Landesregierung startet zweites Anhörungsverfahren

Windkraftanlage im ländlichen Raum Windkraftanlage im ländlichen Raum (Vergrößerung öffnet sich im neuen Fenster)Windenergieanlagen findet man in Schleswig-Holstein nur auf einem kleinen Teil der Landesfläche. © M. Staudt / www.grafikfoto.de

Am 21.August 2018 hat die Landesregierung den zweiten Entwurf der Teilfortschreibung des Windkapitels im Landesentwicklungsplan 2010 sowie den zweiten Entwurf der sachlichen Teilaufstellung der drei Regionalpläne für die Planungsräume I-III beschlossen. Damit wurde auch ein neues Beteiligungsverfahren gestartet. Alle relevanten Karten und Unterlagen zu den Beteiligungsverfahren werden im Online-Portal BOB-SH zur Verfügung gestellt.

BOB-SH

Dort können ab dem 04. September 2018 auch die Stellungnahmen abgegeben werden.

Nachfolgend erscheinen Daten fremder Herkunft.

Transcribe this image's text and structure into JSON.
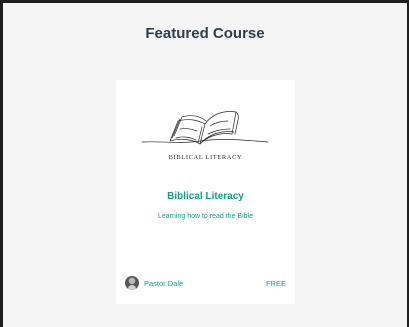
{
  "section": {
    "title": "Featured Course"
  },
  "course": {
    "cover_caption": "BIBLICAL LITERACY",
    "cover_icon": "open-book-icon",
    "title": "Biblical Literacy",
    "subtitle": "Learning how to read the Bible",
    "author": "Pastor Dale",
    "author_avatar": "avatar-photo",
    "price": "FREE"
  },
  "colors": {
    "accent": "#159c8c",
    "background": "#f5f5f5",
    "card": "#ffffff",
    "frame": "#1e1e1e",
    "heading": "#2c3e50"
  }
}
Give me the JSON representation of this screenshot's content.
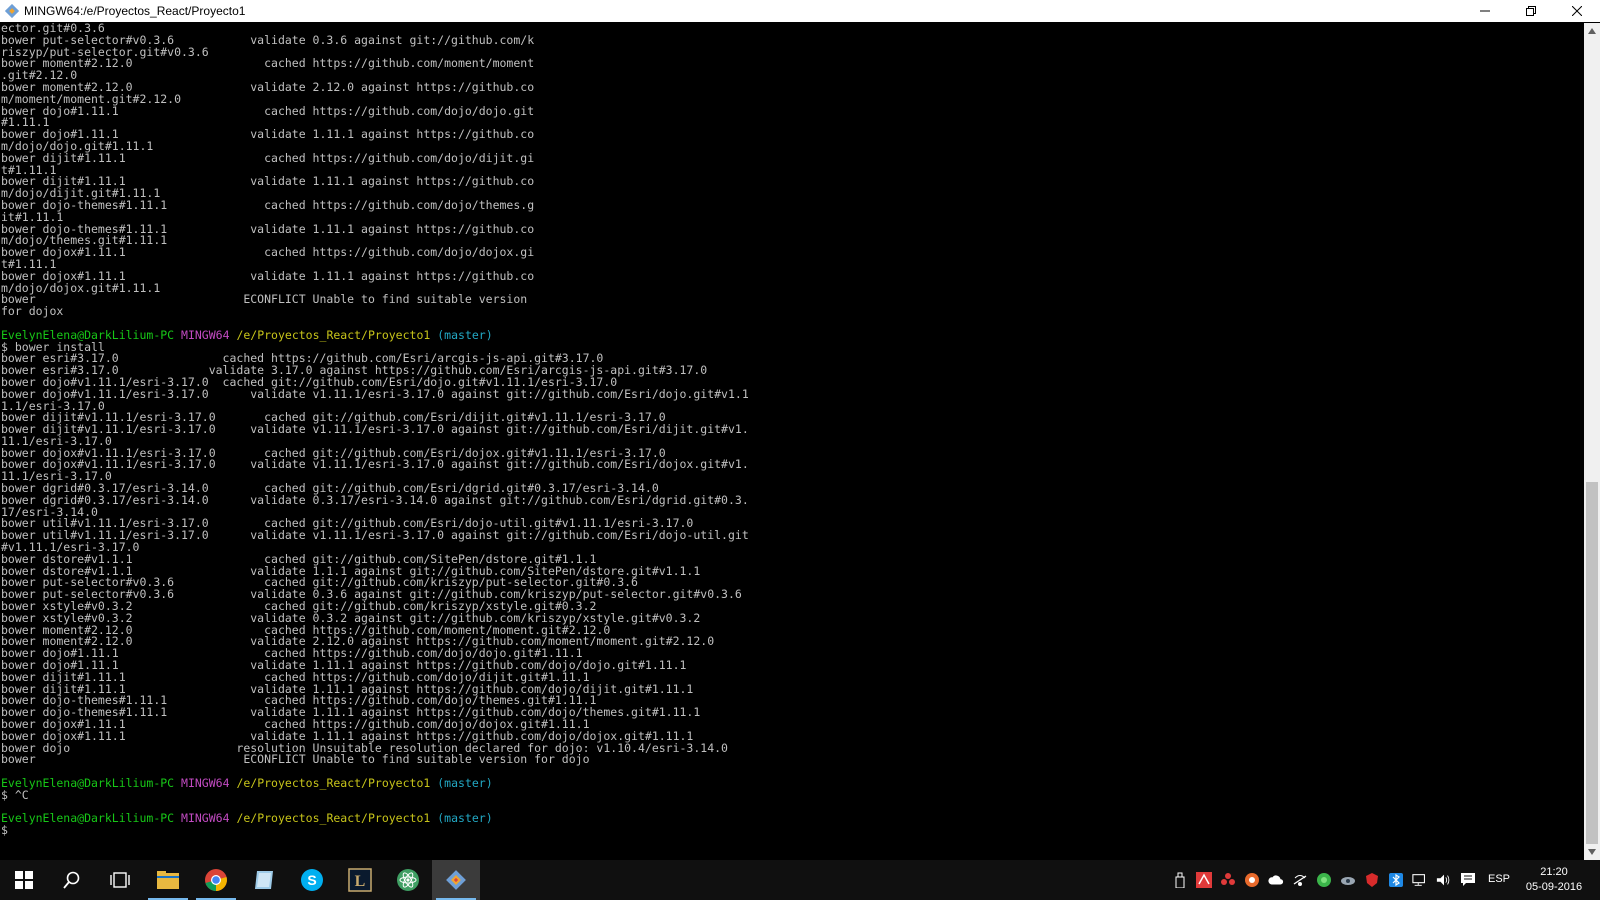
{
  "window": {
    "title": "MINGW64:/e/Proyectos_React/Proyecto1",
    "minimize": "—",
    "maximize": "❐",
    "close": "✕"
  },
  "colors": {
    "terminal_bg": "#000000",
    "terminal_text": "#c0c0c0",
    "prompt_user": "#17c717",
    "prompt_mingw": "#c24bc2",
    "prompt_path": "#c7c41a",
    "prompt_branch": "#22a8c4",
    "taskbar_bg": "#101010"
  },
  "terminal": {
    "lines": [
      {
        "t": "ector.git#0.3.6"
      },
      {
        "t": "bower put-selector#v0.3.6           validate 0.3.6 against git://github.com/k"
      },
      {
        "t": "riszyp/put-selector.git#v0.3.6"
      },
      {
        "t": "bower moment#2.12.0                   cached https://github.com/moment/moment"
      },
      {
        "t": ".git#2.12.0"
      },
      {
        "t": "bower moment#2.12.0                 validate 2.12.0 against https://github.co"
      },
      {
        "t": "m/moment/moment.git#2.12.0"
      },
      {
        "t": "bower dojo#1.11.1                     cached https://github.com/dojo/dojo.git"
      },
      {
        "t": "#1.11.1"
      },
      {
        "t": "bower dojo#1.11.1                   validate 1.11.1 against https://github.co"
      },
      {
        "t": "m/dojo/dojo.git#1.11.1"
      },
      {
        "t": "bower dijit#1.11.1                    cached https://github.com/dojo/dijit.gi"
      },
      {
        "t": "t#1.11.1"
      },
      {
        "t": "bower dijit#1.11.1                  validate 1.11.1 against https://github.co"
      },
      {
        "t": "m/dojo/dijit.git#1.11.1"
      },
      {
        "t": "bower dojo-themes#1.11.1              cached https://github.com/dojo/themes.g"
      },
      {
        "t": "it#1.11.1"
      },
      {
        "t": "bower dojo-themes#1.11.1            validate 1.11.1 against https://github.co"
      },
      {
        "t": "m/dojo/themes.git#1.11.1"
      },
      {
        "t": "bower dojox#1.11.1                    cached https://github.com/dojo/dojox.gi"
      },
      {
        "t": "t#1.11.1"
      },
      {
        "t": "bower dojox#1.11.1                  validate 1.11.1 against https://github.co"
      },
      {
        "t": "m/dojo/dojox.git#1.11.1"
      },
      {
        "t": "bower                              ECONFLICT Unable to find suitable version"
      },
      {
        "t": "for dojox"
      },
      {
        "t": ""
      },
      {
        "prompt": true,
        "user": "EvelynElena@DarkLilium-PC",
        "mingw": "MINGW64",
        "path": "/e/Proyectos_React/Proyecto1",
        "branch": "(master)"
      },
      {
        "t": "$ bower install"
      },
      {
        "t": "bower esri#3.17.0               cached https://github.com/Esri/arcgis-js-api.git#3.17.0"
      },
      {
        "t": "bower esri#3.17.0             validate 3.17.0 against https://github.com/Esri/arcgis-js-api.git#3.17.0"
      },
      {
        "t": "bower dojo#v1.11.1/esri-3.17.0  cached git://github.com/Esri/dojo.git#v1.11.1/esri-3.17.0"
      },
      {
        "t": "bower dojo#v1.11.1/esri-3.17.0      validate v1.11.1/esri-3.17.0 against git://github.com/Esri/dojo.git#v1.1"
      },
      {
        "t": "1.1/esri-3.17.0"
      },
      {
        "t": "bower dijit#v1.11.1/esri-3.17.0       cached git://github.com/Esri/dijit.git#v1.11.1/esri-3.17.0"
      },
      {
        "t": "bower dijit#v1.11.1/esri-3.17.0     validate v1.11.1/esri-3.17.0 against git://github.com/Esri/dijit.git#v1."
      },
      {
        "t": "11.1/esri-3.17.0"
      },
      {
        "t": "bower dojox#v1.11.1/esri-3.17.0       cached git://github.com/Esri/dojox.git#v1.11.1/esri-3.17.0"
      },
      {
        "t": "bower dojox#v1.11.1/esri-3.17.0     validate v1.11.1/esri-3.17.0 against git://github.com/Esri/dojox.git#v1."
      },
      {
        "t": "11.1/esri-3.17.0"
      },
      {
        "t": "bower dgrid#0.3.17/esri-3.14.0        cached git://github.com/Esri/dgrid.git#0.3.17/esri-3.14.0"
      },
      {
        "t": "bower dgrid#0.3.17/esri-3.14.0      validate 0.3.17/esri-3.14.0 against git://github.com/Esri/dgrid.git#0.3."
      },
      {
        "t": "17/esri-3.14.0"
      },
      {
        "t": "bower util#v1.11.1/esri-3.17.0        cached git://github.com/Esri/dojo-util.git#v1.11.1/esri-3.17.0"
      },
      {
        "t": "bower util#v1.11.1/esri-3.17.0      validate v1.11.1/esri-3.17.0 against git://github.com/Esri/dojo-util.git"
      },
      {
        "t": "#v1.11.1/esri-3.17.0"
      },
      {
        "t": "bower dstore#v1.1.1                   cached git://github.com/SitePen/dstore.git#1.1.1"
      },
      {
        "t": "bower dstore#v1.1.1                 validate 1.1.1 against git://github.com/SitePen/dstore.git#v1.1.1"
      },
      {
        "t": "bower put-selector#v0.3.6             cached git://github.com/kriszyp/put-selector.git#0.3.6"
      },
      {
        "t": "bower put-selector#v0.3.6           validate 0.3.6 against git://github.com/kriszyp/put-selector.git#v0.3.6"
      },
      {
        "t": "bower xstyle#v0.3.2                   cached git://github.com/kriszyp/xstyle.git#0.3.2"
      },
      {
        "t": "bower xstyle#v0.3.2                 validate 0.3.2 against git://github.com/kriszyp/xstyle.git#v0.3.2"
      },
      {
        "t": "bower moment#2.12.0                   cached https://github.com/moment/moment.git#2.12.0"
      },
      {
        "t": "bower moment#2.12.0                 validate 2.12.0 against https://github.com/moment/moment.git#2.12.0"
      },
      {
        "t": "bower dojo#1.11.1                     cached https://github.com/dojo/dojo.git#1.11.1"
      },
      {
        "t": "bower dojo#1.11.1                   validate 1.11.1 against https://github.com/dojo/dojo.git#1.11.1"
      },
      {
        "t": "bower dijit#1.11.1                    cached https://github.com/dojo/dijit.git#1.11.1"
      },
      {
        "t": "bower dijit#1.11.1                  validate 1.11.1 against https://github.com/dojo/dijit.git#1.11.1"
      },
      {
        "t": "bower dojo-themes#1.11.1              cached https://github.com/dojo/themes.git#1.11.1"
      },
      {
        "t": "bower dojo-themes#1.11.1            validate 1.11.1 against https://github.com/dojo/themes.git#1.11.1"
      },
      {
        "t": "bower dojox#1.11.1                    cached https://github.com/dojo/dojox.git#1.11.1"
      },
      {
        "t": "bower dojox#1.11.1                  validate 1.11.1 against https://github.com/dojo/dojox.git#1.11.1"
      },
      {
        "t": "bower dojo                        resolution Unsuitable resolution declared for dojo: v1.10.4/esri-3.14.0"
      },
      {
        "t": "bower                              ECONFLICT Unable to find suitable version for dojo"
      },
      {
        "t": ""
      },
      {
        "prompt": true,
        "user": "EvelynElena@DarkLilium-PC",
        "mingw": "MINGW64",
        "path": "/e/Proyectos_React/Proyecto1",
        "branch": "(master)"
      },
      {
        "t": "$ ^C"
      },
      {
        "t": ""
      },
      {
        "prompt": true,
        "user": "EvelynElena@DarkLilium-PC",
        "mingw": "MINGW64",
        "path": "/e/Proyectos_React/Proyecto1",
        "branch": "(master)"
      },
      {
        "t": "$"
      }
    ]
  },
  "scrollbar": {
    "position": 0.45,
    "visible_fraction": 0.45
  },
  "taskbar": {
    "apps": [
      {
        "name": "start-button",
        "icon": "windows-logo-icon",
        "open": false,
        "active": false
      },
      {
        "name": "search-button",
        "icon": "search-icon",
        "open": false,
        "active": false
      },
      {
        "name": "task-view-button",
        "icon": "task-view-icon",
        "open": false,
        "active": false
      },
      {
        "name": "file-explorer",
        "icon": "folder-icon",
        "open": true,
        "active": false
      },
      {
        "name": "chrome",
        "icon": "chrome-icon",
        "open": true,
        "active": false
      },
      {
        "name": "notepad",
        "icon": "notepad-icon",
        "open": false,
        "active": false
      },
      {
        "name": "skype",
        "icon": "skype-icon",
        "open": false,
        "active": false
      },
      {
        "name": "league-of-legends",
        "icon": "lol-icon",
        "open": false,
        "active": false
      },
      {
        "name": "atom-editor",
        "icon": "atom-icon",
        "open": false,
        "active": false
      },
      {
        "name": "git-bash",
        "icon": "git-icon",
        "open": true,
        "active": true
      }
    ],
    "tray": {
      "language": "ESP",
      "time": "21:20",
      "date": "05-09-2016"
    }
  }
}
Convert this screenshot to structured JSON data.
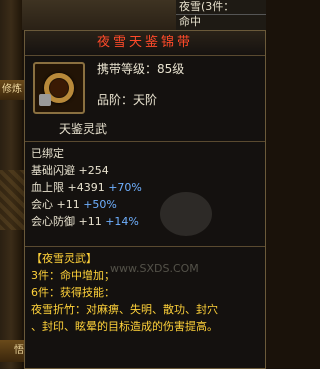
{
  "background": {
    "strip1": "修炼",
    "strip2": "悟"
  },
  "top_right": {
    "line1": "夜雪(3件：",
    "line2": "命中"
  },
  "item": {
    "name": "夜雪天鉴锦带",
    "requirement": "携带等级：85级",
    "grade": "品阶：天阶",
    "subtitle": "天鉴灵武"
  },
  "stats": {
    "bound": "已绑定",
    "dodge": "基础闪避 +254",
    "hp_label": "血上限",
    "hp_value": "+4391",
    "hp_pct": "+70%",
    "crit_label": "会心",
    "crit_value": "+11",
    "crit_pct": "+50%",
    "crit_def_label": "会心防御",
    "crit_def_value": "+11",
    "crit_def_pct": "+14%"
  },
  "set": {
    "name": "【夜雪灵武】",
    "piece3": "3件：命中增加；",
    "piece6": "6件：获得技能：",
    "skill_line1": "夜雪折竹：对麻痹、失明、散功、封穴",
    "skill_line2": "、封印、眩晕的目标造成的伤害提高。"
  },
  "watermark": "www.SXDS.COM"
}
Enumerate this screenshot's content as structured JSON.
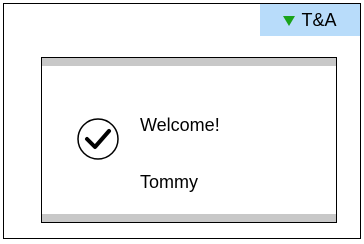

Nach Abwägung aller objektiven Kriterien enthalten die neuen Pläne 361 Vorranggebiete für Windenergie auf insgesamt 1,95 Prozent der Landesfläche. 98 Prozent des Landes werden von Windenergieanlagen freigehalten.

Grundsätze der Planung

Die Landesregierung hat nach Abschluss der ersten Anhörung die gesamte Windenergie-Regionalplanung auf den Prüfstand gestellt. Dies betrifft insbesondere das gesamträumliche Plankonzept mit dem Kriterienkatalog für die Ausweisung der Vorranggebiete und dem Repowering-Konzept. Grundsätzliche Leitlinie war dabei der gesteuerte weitere Ausbau der Windenergie als Wirtschaftsfaktor und Baustein der Energiewende unter Berücksichtigung der Schutzzwecke. Wesentliche Ziele der Landesregierung im Hinblick auf die Onshore-Windenergienutzung sind:

  • Erreichung des Energieziels (10 GW durch Windenergie onshore bis 2025);
  • Erhöhung der Siedlungsabstände und Erhaltung der weitgehenden Akzeptanz in der Bevölkerung;
  • Berücksichtigung des gewachsenen Anlagenbestandes, der errichteten Netzinfrastruktur und der berechtigten Interessen der betroffenen Altanlagenbetreiber.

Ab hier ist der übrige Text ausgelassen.